Selain itu, pastikan juga koneksi internet kamu stabil saat mengirim laporan. Banyak kasus gagal kirim cuma karena sinyal tiba-tiba putus, terutama saat upload foto. Jadi, butuh sedikit sabar dan teliti supaya laporan bisa masuk dengan baik.
Kenapa Orang Mampu Masih Bisa Dapat Bansos?
Pertanyaan ini memang sering muncul. Kok bisa ya, orang yang kelihatannya sudah mapan masih dapat bantuan?
Salah satu penyebabnya adalah data yang belum diperbarui. Misalnya, dulu seseorang memang termasuk kurang mampu, tapi sekarang kondisinya sudah jauh lebih baik. Kalau datanya belum diupdate, sistem masih menganggap dia layak menerima bantuan.
Selain itu, di beberapa kasus juga ada faktor kedekatan dengan pihak tertentu di lingkungan setempat. Hal seperti ini memang masih jadi masalah, apalagi kalau proses pengecekan di lapangan tidak berjalan maksimal.
Karena itu, peran masyarakat jadi penting banget. Dengan ikut melaporkan dan mengawasi, data penerima bansos bisa lebih akurat dan tepat sasaran.
Syarat Mengajukan Sanggahan Bansos
Supaya laporan bisa diproses, ada beberapa hal yang perlu diperhatikan:
Pertama, kamu harus punya data diri yang valid, seperti NIK yang terdaftar. Jadi, tidak bisa pakai akun anonim atau data palsu.
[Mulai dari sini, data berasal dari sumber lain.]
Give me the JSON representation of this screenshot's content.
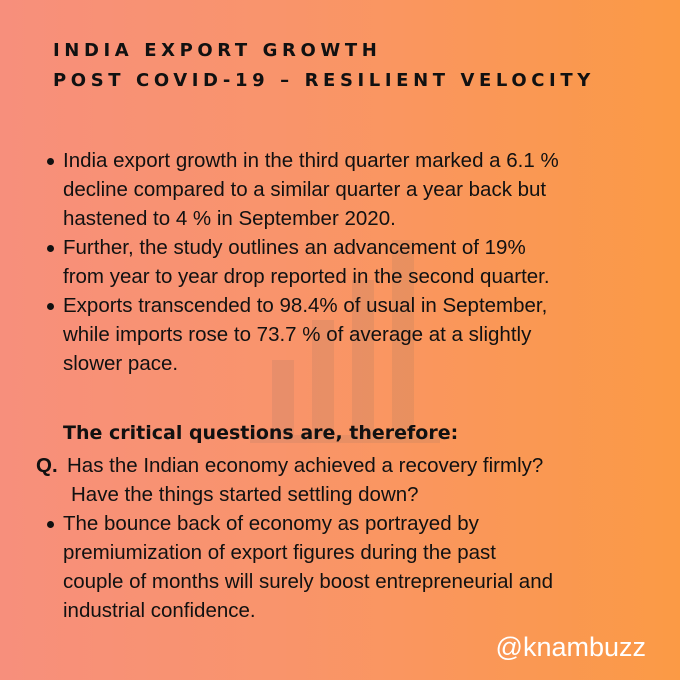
{
  "header": {
    "title_lines": [
      "INDIA EXPORT GROWTH",
      "POST COVID-19 – RESILIENT VELOCITY"
    ]
  },
  "bullets_top": [
    {
      "lines": [
        "India export growth in the third quarter marked a 6.1 %",
        "decline compared to a similar quarter a year back but",
        "hastened to 4 % in September 2020."
      ]
    },
    {
      "lines": [
        "Further, the study outlines an advancement of 19%",
        "from year to year drop reported in the second quarter."
      ]
    },
    {
      "lines": [
        "Exports transcended to 98.4% of usual in September,",
        "while imports rose to 73.7 % of average at a slightly",
        "slower pace."
      ]
    }
  ],
  "subheading": "The critical questions are, therefore:",
  "question": {
    "marker": "Q.",
    "lines": [
      "Has the Indian economy achieved a recovery firmly?",
      "Have the things started settling down?"
    ]
  },
  "bullets_bottom": [
    {
      "lines": [
        "The bounce back of economy as portrayed by",
        "premiumization of export figures during the past",
        "couple of months will surely boost entrepreneurial and",
        "industrial confidence."
      ]
    }
  ],
  "footer": {
    "handle": "@knambuzz"
  }
}
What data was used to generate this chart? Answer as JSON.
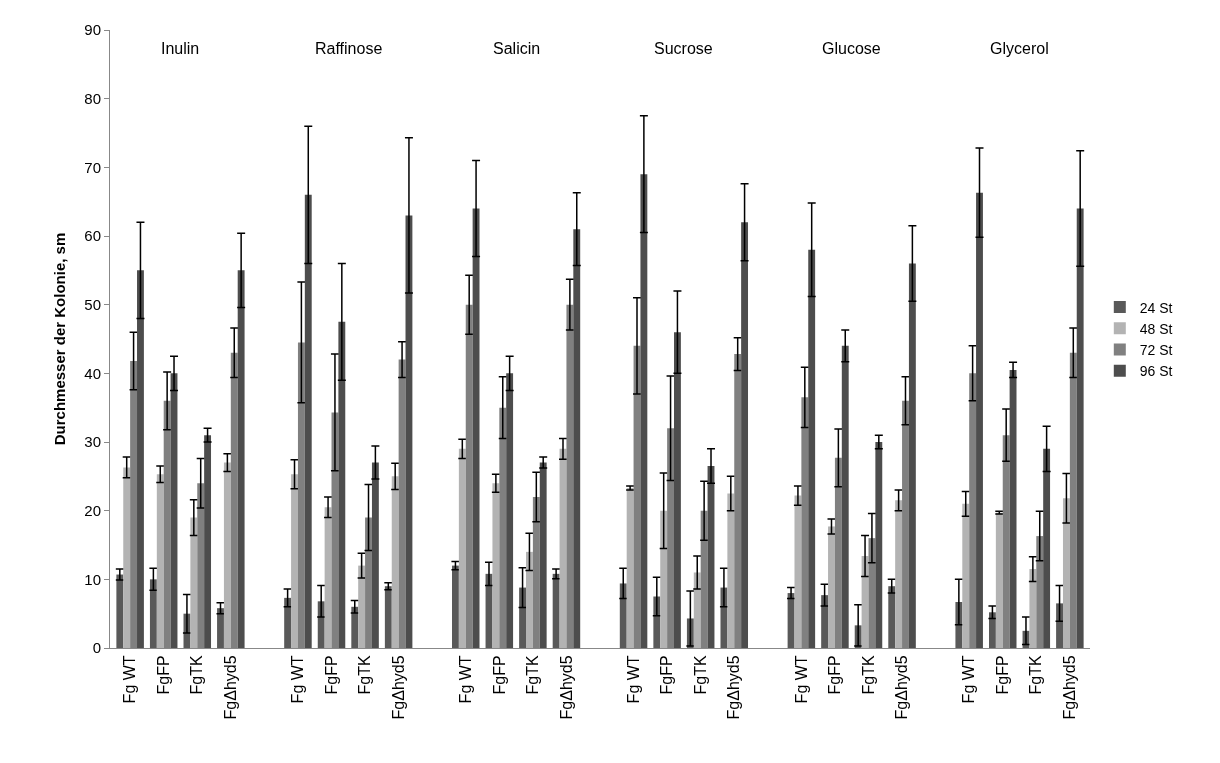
{
  "chart_data": {
    "type": "bar",
    "ylabel": "Durchmesser der Kolonie, sm",
    "annotations": [
      "Inulin",
      "Raffinose",
      "Salicin",
      "Sucrose",
      "Glucose",
      "Glycerol"
    ],
    "categories": [
      "Fg WT",
      "FgFP",
      "FgTK",
      "FgΔhyd5",
      null,
      "Fg WT",
      "FgFP",
      "FgTK",
      "FgΔhyd5",
      null,
      "Fg WT",
      "FgFP",
      "FgTK",
      "FgΔhyd5",
      null,
      "Fg WT",
      "FgFP",
      "FgTK",
      "FgΔhyd5",
      null,
      "Fg WT",
      "FgFP",
      "FgTK",
      "FgΔhyd5",
      null,
      "Fg WT",
      "FgFP",
      "FgTK",
      "FgΔhyd5"
    ],
    "series": [
      {
        "name": "24 St",
        "color": "#595959",
        "values": [
          10.7,
          10,
          5,
          5.8,
          null,
          7.3,
          6.8,
          6,
          9,
          null,
          12,
          10.8,
          8.8,
          10.8,
          null,
          9.4,
          7.5,
          4.3,
          8.8,
          null,
          8,
          7.7,
          3.3,
          9,
          null,
          6.7,
          5.2,
          2.5,
          6.5
        ],
        "errors": [
          0.8,
          1.6,
          2.8,
          0.8,
          null,
          1.3,
          2.3,
          0.9,
          0.5,
          null,
          0.6,
          1.7,
          2.9,
          0.7,
          null,
          2.2,
          2.8,
          4,
          2.8,
          null,
          0.8,
          1.6,
          3,
          1,
          null,
          3.3,
          0.9,
          2,
          2.6
        ]
      },
      {
        "name": "48 St",
        "color": "#b3b3b3",
        "values": [
          26.3,
          25.3,
          19,
          27,
          null,
          25.3,
          20.5,
          12,
          25,
          null,
          29,
          24,
          14,
          29,
          null,
          23.3,
          20,
          11,
          22.5,
          null,
          22.2,
          17.7,
          13.4,
          21.5,
          null,
          21,
          19.7,
          11.5,
          21.8
        ],
        "errors": [
          1.5,
          1.2,
          2.6,
          1.3,
          null,
          2.1,
          1.5,
          1.8,
          1.9,
          null,
          1.4,
          1.3,
          2.7,
          1.5,
          null,
          0.3,
          5.5,
          2.4,
          2.5,
          null,
          1.4,
          1.1,
          3,
          1.5,
          null,
          1.8,
          0.2,
          1.8,
          3.6
        ]
      },
      {
        "name": "72 St",
        "color": "#808080",
        "values": [
          41.8,
          36,
          24,
          43,
          null,
          44.5,
          34.3,
          19,
          42,
          null,
          50,
          35,
          22,
          50,
          null,
          44,
          32,
          20,
          42.8,
          null,
          36.5,
          27.7,
          16,
          36,
          null,
          40,
          31,
          16.3,
          43
        ],
        "errors": [
          4.2,
          4.2,
          3.6,
          3.6,
          null,
          8.8,
          8.5,
          4.8,
          2.6,
          null,
          4.3,
          4.5,
          3.6,
          3.7,
          null,
          7,
          7.6,
          4.3,
          2.4,
          null,
          4.4,
          4.2,
          3.6,
          3.5,
          null,
          4,
          3.8,
          3.6,
          3.6
        ]
      },
      {
        "name": "96 St",
        "color": "#4d4d4d",
        "values": [
          55,
          40,
          31,
          55,
          null,
          66,
          47.5,
          27,
          63,
          null,
          64,
          40,
          27,
          61,
          null,
          69,
          46,
          26.5,
          62,
          null,
          58,
          44,
          30,
          56,
          null,
          66.3,
          40.5,
          29,
          64
        ],
        "errors": [
          7,
          2.5,
          1,
          5.4,
          null,
          10,
          8.5,
          2.4,
          11.3,
          null,
          7,
          2.5,
          0.8,
          5.3,
          null,
          8.5,
          6,
          2.5,
          5.6,
          null,
          6.8,
          2.3,
          1,
          5.5,
          null,
          6.5,
          1.1,
          3.3,
          8.4
        ]
      }
    ],
    "ylim": [
      0,
      90
    ],
    "yticks": [
      0,
      10,
      20,
      30,
      40,
      50,
      60,
      70,
      80,
      90
    ],
    "legend": "right"
  }
}
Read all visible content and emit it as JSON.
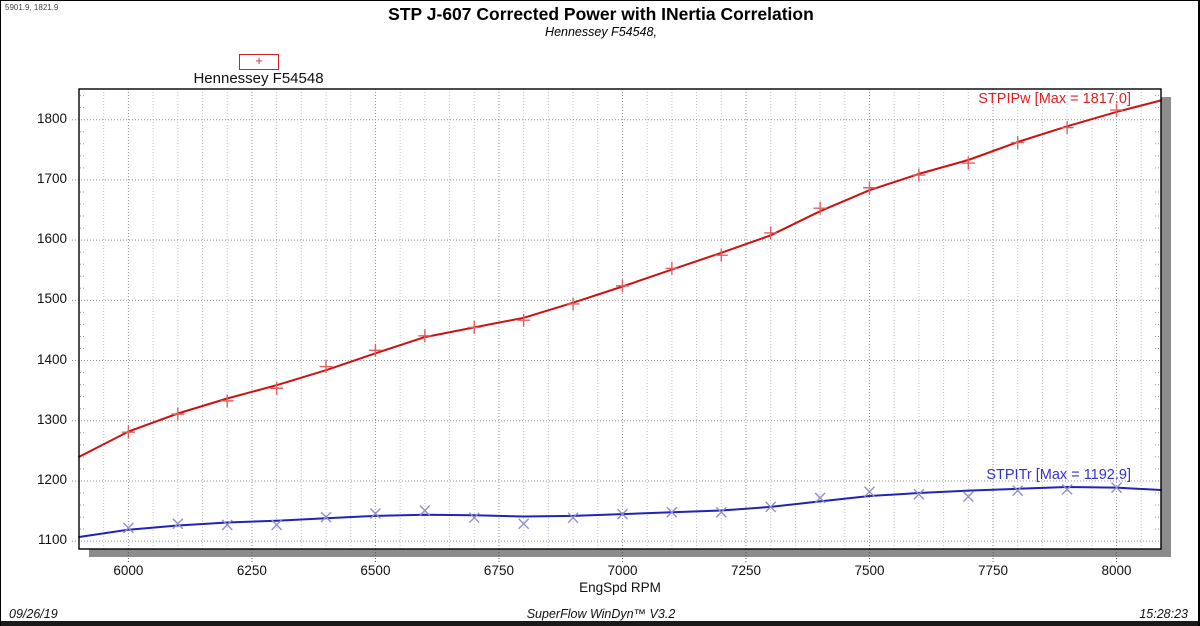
{
  "cursor_readout": "5901.9, 1821.9",
  "title": "STP J-607 Corrected Power with INertia Correlation",
  "subtitle": "Hennessey F54548,",
  "legend": {
    "marker": "+",
    "label": "Hennessey F54548"
  },
  "footer": {
    "date": "09/26/19",
    "app": "SuperFlow WinDyn™ V3.2",
    "time": "15:28:23"
  },
  "chart_data": {
    "type": "line",
    "title": "STP J-607 Corrected Power with INertia Correlation",
    "subtitle": "Hennessey F54548,",
    "xlabel": "EngSpd RPM",
    "ylabel": "",
    "xlim": [
      5900,
      8090
    ],
    "ylim": [
      1087,
      1851
    ],
    "x_ticks": [
      6000,
      6250,
      6500,
      6750,
      7000,
      7250,
      7500,
      7750,
      8000
    ],
    "y_ticks": [
      1100,
      1200,
      1300,
      1400,
      1500,
      1600,
      1700,
      1800
    ],
    "x_minor_step": 50,
    "y_minor_step": 20,
    "grid": "dotted",
    "legend_position": "top-left",
    "series": [
      {
        "name": "STPIPw",
        "label": "STPIPw [Max = 1817.0]",
        "max": 1817.0,
        "color": "#cc1111",
        "marker": "+",
        "marker_color": "#e06060",
        "line": [
          [
            5900,
            1240
          ],
          [
            6000,
            1282
          ],
          [
            6100,
            1312
          ],
          [
            6200,
            1337
          ],
          [
            6300,
            1359
          ],
          [
            6400,
            1384
          ],
          [
            6500,
            1412
          ],
          [
            6600,
            1439
          ],
          [
            6700,
            1455
          ],
          [
            6800,
            1471
          ],
          [
            6900,
            1496
          ],
          [
            7000,
            1523
          ],
          [
            7100,
            1551
          ],
          [
            7200,
            1579
          ],
          [
            7300,
            1608
          ],
          [
            7400,
            1648
          ],
          [
            7500,
            1683
          ],
          [
            7600,
            1710
          ],
          [
            7700,
            1733
          ],
          [
            7800,
            1763
          ],
          [
            7900,
            1789
          ],
          [
            8000,
            1813
          ],
          [
            8090,
            1832
          ]
        ],
        "points": [
          [
            6000,
            1281
          ],
          [
            6100,
            1311
          ],
          [
            6200,
            1333
          ],
          [
            6300,
            1354
          ],
          [
            6400,
            1390
          ],
          [
            6500,
            1417
          ],
          [
            6600,
            1441
          ],
          [
            6700,
            1455
          ],
          [
            6800,
            1467
          ],
          [
            6900,
            1494
          ],
          [
            7000,
            1524
          ],
          [
            7100,
            1553
          ],
          [
            7200,
            1575
          ],
          [
            7300,
            1612
          ],
          [
            7400,
            1653
          ],
          [
            7500,
            1687
          ],
          [
            7600,
            1708
          ],
          [
            7700,
            1728
          ],
          [
            7800,
            1762
          ],
          [
            7900,
            1787
          ],
          [
            8000,
            1816
          ]
        ]
      },
      {
        "name": "STPITr",
        "label": "STPITr [Max = 1192.9]",
        "max": 1192.9,
        "color": "#2222b8",
        "marker": "x",
        "marker_color": "#8f8fc9",
        "line": [
          [
            5900,
            1107
          ],
          [
            6000,
            1119
          ],
          [
            6100,
            1126
          ],
          [
            6200,
            1131
          ],
          [
            6300,
            1134
          ],
          [
            6400,
            1138
          ],
          [
            6500,
            1142
          ],
          [
            6600,
            1144
          ],
          [
            6700,
            1143
          ],
          [
            6800,
            1141
          ],
          [
            6900,
            1142
          ],
          [
            7000,
            1145
          ],
          [
            7100,
            1148
          ],
          [
            7200,
            1151
          ],
          [
            7300,
            1157
          ],
          [
            7400,
            1166
          ],
          [
            7500,
            1175
          ],
          [
            7600,
            1180
          ],
          [
            7700,
            1184
          ],
          [
            7800,
            1187
          ],
          [
            7900,
            1190
          ],
          [
            8000,
            1189
          ],
          [
            8090,
            1185
          ]
        ],
        "points": [
          [
            6000,
            1122
          ],
          [
            6100,
            1129
          ],
          [
            6200,
            1127
          ],
          [
            6300,
            1127
          ],
          [
            6400,
            1140
          ],
          [
            6500,
            1146
          ],
          [
            6600,
            1151
          ],
          [
            6700,
            1139
          ],
          [
            6800,
            1129
          ],
          [
            6900,
            1139
          ],
          [
            7000,
            1145
          ],
          [
            7100,
            1148
          ],
          [
            7200,
            1148
          ],
          [
            7300,
            1157
          ],
          [
            7400,
            1172
          ],
          [
            7500,
            1182
          ],
          [
            7600,
            1178
          ],
          [
            7700,
            1174
          ],
          [
            7800,
            1184
          ],
          [
            7900,
            1186
          ],
          [
            8000,
            1189
          ]
        ]
      }
    ]
  }
}
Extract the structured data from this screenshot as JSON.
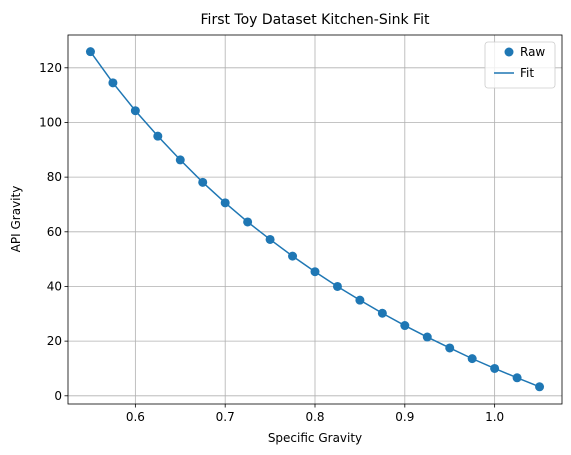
{
  "chart_data": {
    "type": "scatter",
    "title": "First Toy Dataset Kitchen-Sink Fit",
    "xlabel": "Specific Gravity",
    "ylabel": "API Gravity",
    "xlim": [
      0.525,
      1.075
    ],
    "ylim": [
      -3,
      132
    ],
    "xticks": [
      0.6,
      0.7,
      0.8,
      0.9,
      1.0
    ],
    "xtick_labels": [
      "0.6",
      "0.7",
      "0.8",
      "0.9",
      "1.0"
    ],
    "yticks": [
      0,
      20,
      40,
      60,
      80,
      100,
      120
    ],
    "ytick_labels": [
      "0",
      "20",
      "40",
      "60",
      "80",
      "100",
      "120"
    ],
    "grid": true,
    "legend_position": "top-right",
    "color": "#1f77b4",
    "series": [
      {
        "name": "Raw",
        "kind": "scatter",
        "x": [
          0.55,
          0.575,
          0.6,
          0.625,
          0.65,
          0.675,
          0.7,
          0.725,
          0.75,
          0.775,
          0.8,
          0.825,
          0.85,
          0.875,
          0.9,
          0.925,
          0.95,
          0.975,
          1.0,
          1.025,
          1.05
        ],
        "y": [
          125.9,
          114.5,
          104.3,
          95.0,
          86.3,
          78.1,
          70.6,
          63.6,
          57.2,
          51.1,
          45.4,
          40.0,
          35.0,
          30.2,
          25.7,
          21.5,
          17.5,
          13.6,
          10.0,
          6.6,
          3.3
        ]
      },
      {
        "name": "Fit",
        "kind": "line",
        "x": [
          0.55,
          0.575,
          0.6,
          0.625,
          0.65,
          0.675,
          0.7,
          0.725,
          0.75,
          0.775,
          0.8,
          0.825,
          0.85,
          0.875,
          0.9,
          0.925,
          0.95,
          0.975,
          1.0,
          1.025,
          1.05
        ],
        "y": [
          125.9,
          114.5,
          104.3,
          95.0,
          86.3,
          78.1,
          70.6,
          63.6,
          57.2,
          51.1,
          45.4,
          40.0,
          35.0,
          30.2,
          25.7,
          21.5,
          17.5,
          13.6,
          10.0,
          6.6,
          3.3
        ]
      }
    ]
  }
}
Kedua, laporan harus berdasarkan kondisi nyata, bukan karena opini pribadi. Sebaiknya sertakan bukti yang jelas, seperti foto kondisi terbaru dari yang dilaporkan.
Ketiga, orang yang dilaporkan memang masih terdaftar sebagai penerima bansos saat ini. Kalau sudah tidak terdaftar, biasanya opsi untuk menyanggah juga tidak akan muncul di aplikasi.
Dengan memahami syarat ini, kamu bisa lebih efektif saat ingin melaporkan. Jadi, laporan yang dikirim benar-benar membantu memperbaiki data, bukan sekadar buang waktu.
Kesimpulan
Laporan bansos akan lebih mudah diproses jika dilakukan dengan data yang valid, bukti yang jelas, dan ditujukan kepada penerima yang masih aktif. Dengan begitu, laporan yang kamu kirim bisa benar-benar membantu agar bantuan lebih tepat sasaran.